The most common classification labels include:

  • Personal
  • General
  • Confidential
  • Highly Confidential
  • Restricted
  • Public

Common requirements for data classification

A specific organizational requirement typically drives data classification. A company might choose to classify its data to help ensure it's better managed and protected, internally and externally. In this scenario, the company might develop and apply a data-classification policy internally. Conversely, it might (or might not) follow general guidelines and regulations.

Many legal frameworks and regulations require or encourage organizations to classify their data. Requirements based on legal regulations might vary. They can depend on the types of data an organization collects, uses, stores, processes, or transmits.

The GDPR provides a good example. It requires that organizations managing the personal data of EU citizens must classify the data types they collect. If they don't, they're not complying with GDPR regulations. Also, the GDPR itself categorizes some data types as sensitive, including biometric data, race, ethnic origin, political opinions, and health data. It then requires that these data types have protection. Therefore, organizations must know what data types they have, how to classify them, and whether they're required to help protect them.

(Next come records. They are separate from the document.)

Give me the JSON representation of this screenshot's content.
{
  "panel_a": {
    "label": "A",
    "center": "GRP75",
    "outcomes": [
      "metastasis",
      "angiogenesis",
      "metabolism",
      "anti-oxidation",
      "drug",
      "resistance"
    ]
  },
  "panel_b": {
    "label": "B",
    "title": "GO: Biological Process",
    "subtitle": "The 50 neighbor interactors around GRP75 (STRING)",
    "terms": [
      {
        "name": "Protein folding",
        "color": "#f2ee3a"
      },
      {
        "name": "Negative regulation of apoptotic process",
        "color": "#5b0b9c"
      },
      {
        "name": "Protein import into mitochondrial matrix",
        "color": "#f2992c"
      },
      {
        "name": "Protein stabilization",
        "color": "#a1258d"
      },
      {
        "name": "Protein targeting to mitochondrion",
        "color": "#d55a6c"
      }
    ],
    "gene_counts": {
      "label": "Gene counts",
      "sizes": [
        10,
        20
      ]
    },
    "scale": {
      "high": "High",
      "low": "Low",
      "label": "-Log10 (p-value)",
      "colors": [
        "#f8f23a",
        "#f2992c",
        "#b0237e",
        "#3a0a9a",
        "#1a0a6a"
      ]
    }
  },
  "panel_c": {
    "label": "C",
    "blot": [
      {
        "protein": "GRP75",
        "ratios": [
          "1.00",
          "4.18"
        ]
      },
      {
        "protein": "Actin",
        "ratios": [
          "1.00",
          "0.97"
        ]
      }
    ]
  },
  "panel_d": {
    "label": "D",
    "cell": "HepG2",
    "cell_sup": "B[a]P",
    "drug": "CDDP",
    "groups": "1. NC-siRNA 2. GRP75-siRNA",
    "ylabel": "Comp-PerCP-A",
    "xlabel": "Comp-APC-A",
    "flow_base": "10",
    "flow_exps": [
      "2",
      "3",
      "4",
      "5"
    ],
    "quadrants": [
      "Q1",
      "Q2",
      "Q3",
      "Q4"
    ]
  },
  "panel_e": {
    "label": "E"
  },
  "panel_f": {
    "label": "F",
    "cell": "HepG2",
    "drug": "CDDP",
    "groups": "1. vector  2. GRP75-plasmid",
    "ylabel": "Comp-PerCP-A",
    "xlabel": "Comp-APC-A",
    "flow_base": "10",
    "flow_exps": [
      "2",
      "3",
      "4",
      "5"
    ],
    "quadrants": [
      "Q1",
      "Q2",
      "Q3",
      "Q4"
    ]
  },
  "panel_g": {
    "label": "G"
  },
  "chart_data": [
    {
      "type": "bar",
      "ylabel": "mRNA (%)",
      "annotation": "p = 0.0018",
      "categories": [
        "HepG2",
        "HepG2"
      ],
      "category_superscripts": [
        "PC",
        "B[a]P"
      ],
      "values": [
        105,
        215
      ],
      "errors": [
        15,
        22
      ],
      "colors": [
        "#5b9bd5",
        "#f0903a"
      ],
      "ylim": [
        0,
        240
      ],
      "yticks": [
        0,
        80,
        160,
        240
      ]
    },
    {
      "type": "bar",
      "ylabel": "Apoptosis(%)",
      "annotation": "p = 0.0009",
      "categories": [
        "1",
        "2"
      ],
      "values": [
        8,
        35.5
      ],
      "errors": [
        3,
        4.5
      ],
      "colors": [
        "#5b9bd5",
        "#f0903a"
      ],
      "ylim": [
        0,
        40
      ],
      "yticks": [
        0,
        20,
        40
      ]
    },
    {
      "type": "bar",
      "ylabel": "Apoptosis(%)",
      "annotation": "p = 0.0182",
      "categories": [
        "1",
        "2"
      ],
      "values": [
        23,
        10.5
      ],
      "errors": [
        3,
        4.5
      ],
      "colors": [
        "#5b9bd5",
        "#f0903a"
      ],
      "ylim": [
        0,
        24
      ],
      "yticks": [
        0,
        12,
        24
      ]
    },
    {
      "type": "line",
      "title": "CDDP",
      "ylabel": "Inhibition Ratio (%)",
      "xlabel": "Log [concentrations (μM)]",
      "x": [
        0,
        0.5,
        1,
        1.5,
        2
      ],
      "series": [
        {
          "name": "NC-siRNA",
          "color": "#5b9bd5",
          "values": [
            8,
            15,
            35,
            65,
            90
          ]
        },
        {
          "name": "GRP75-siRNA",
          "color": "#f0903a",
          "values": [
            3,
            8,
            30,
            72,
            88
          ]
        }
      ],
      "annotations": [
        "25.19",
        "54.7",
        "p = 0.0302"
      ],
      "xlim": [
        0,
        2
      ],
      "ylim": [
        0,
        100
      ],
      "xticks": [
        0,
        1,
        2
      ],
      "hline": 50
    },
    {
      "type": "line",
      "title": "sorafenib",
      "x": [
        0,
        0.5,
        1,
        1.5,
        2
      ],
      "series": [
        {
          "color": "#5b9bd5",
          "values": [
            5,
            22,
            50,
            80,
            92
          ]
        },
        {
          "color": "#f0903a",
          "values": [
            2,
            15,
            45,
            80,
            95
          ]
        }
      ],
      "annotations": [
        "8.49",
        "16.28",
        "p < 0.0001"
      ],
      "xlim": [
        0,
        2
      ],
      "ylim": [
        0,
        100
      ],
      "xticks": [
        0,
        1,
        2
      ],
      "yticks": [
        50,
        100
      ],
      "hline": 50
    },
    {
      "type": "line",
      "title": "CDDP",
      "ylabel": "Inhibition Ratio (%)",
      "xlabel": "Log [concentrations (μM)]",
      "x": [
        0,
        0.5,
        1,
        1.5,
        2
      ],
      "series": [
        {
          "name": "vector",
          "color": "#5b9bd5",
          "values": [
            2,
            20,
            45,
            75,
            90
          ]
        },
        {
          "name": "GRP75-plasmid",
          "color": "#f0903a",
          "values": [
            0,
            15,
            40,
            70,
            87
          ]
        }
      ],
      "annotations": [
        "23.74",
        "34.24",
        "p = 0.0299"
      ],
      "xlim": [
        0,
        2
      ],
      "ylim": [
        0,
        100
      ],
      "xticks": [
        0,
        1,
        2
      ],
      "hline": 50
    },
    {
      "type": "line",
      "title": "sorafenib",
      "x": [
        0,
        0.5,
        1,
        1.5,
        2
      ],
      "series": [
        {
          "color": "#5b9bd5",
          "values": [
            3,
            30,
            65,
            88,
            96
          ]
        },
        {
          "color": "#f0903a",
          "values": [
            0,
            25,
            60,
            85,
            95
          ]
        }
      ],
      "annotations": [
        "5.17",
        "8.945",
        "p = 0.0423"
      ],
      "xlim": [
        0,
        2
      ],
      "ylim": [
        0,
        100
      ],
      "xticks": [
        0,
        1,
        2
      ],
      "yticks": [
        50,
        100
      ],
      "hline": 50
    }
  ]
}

Relation between data classification and data protection

Data classification and data protection are two separate and different processes! It's crucial to understand the outcomes and results of each process.

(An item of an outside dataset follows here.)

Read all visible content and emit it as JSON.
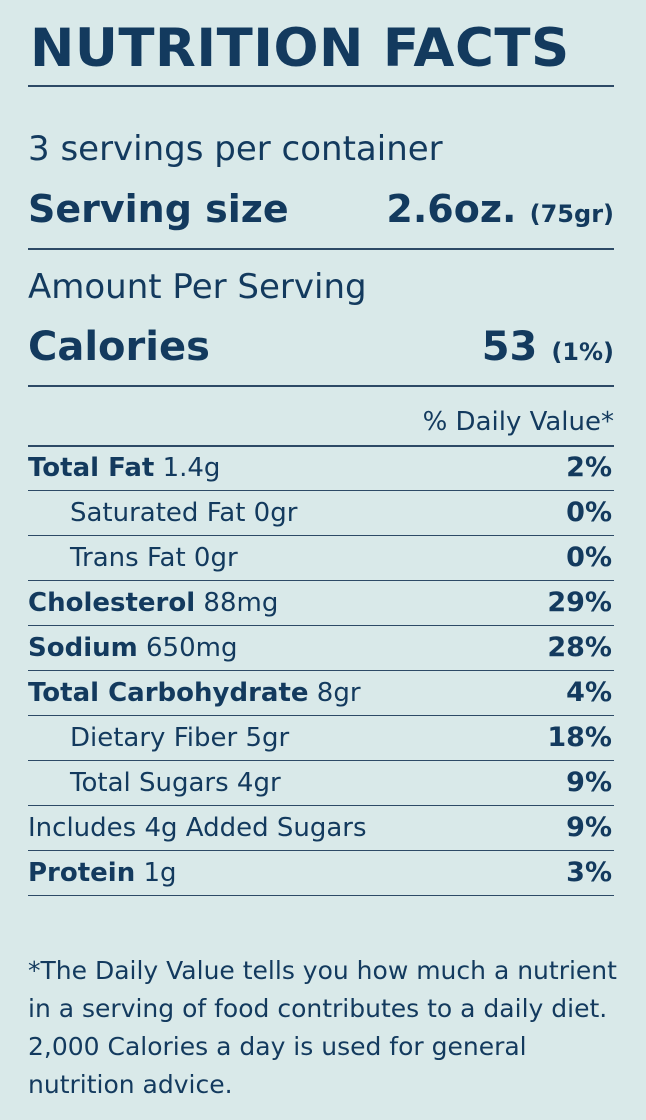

As discussed before, the result of data classification is metadata. This metadata provides information on data's classification and enables you to label it. Perhaps you label it public, confidential, or restricted. In the technical context, classification and metadata don't provide data protection. They might provide protection in the human context, which means a well-educated employee won’t share or misuse data classified as confidential. However, classification doesn't technically prevent a user from doing anything with the data.

Conversely, data protection is a technology that provides specific technical context. In most cases, data protection helps prevent access to data. You can also protect data by applying encryption to help prevent unauthorized users from accessing it. You can also apply digital signatures that help prevent users from changing content. Additionally, you can apply a permission model to help protect data. It specifies who can access data and what type of access they have. The NTFS file system provides this type of permission model.

Note

It’s important to understand that data classification doesn’t guarantee or provide data protection. Very commonly, data protection is based on data's classification value. You then must implement a manual or automatic process that applies protection based on the classification value.

Use technologies such as Azure Information Protection, which is covered in later units, to:

  • Classify data automatically based on criteria you establish.
  • Provide automatic data protection by encrypting data based on classification labels you assign.

For example, you could configure data protection for each file classified and labeled as confidential. You could then configure it to be encrypted and accessible only to users who are members of a particular group, such as Managers.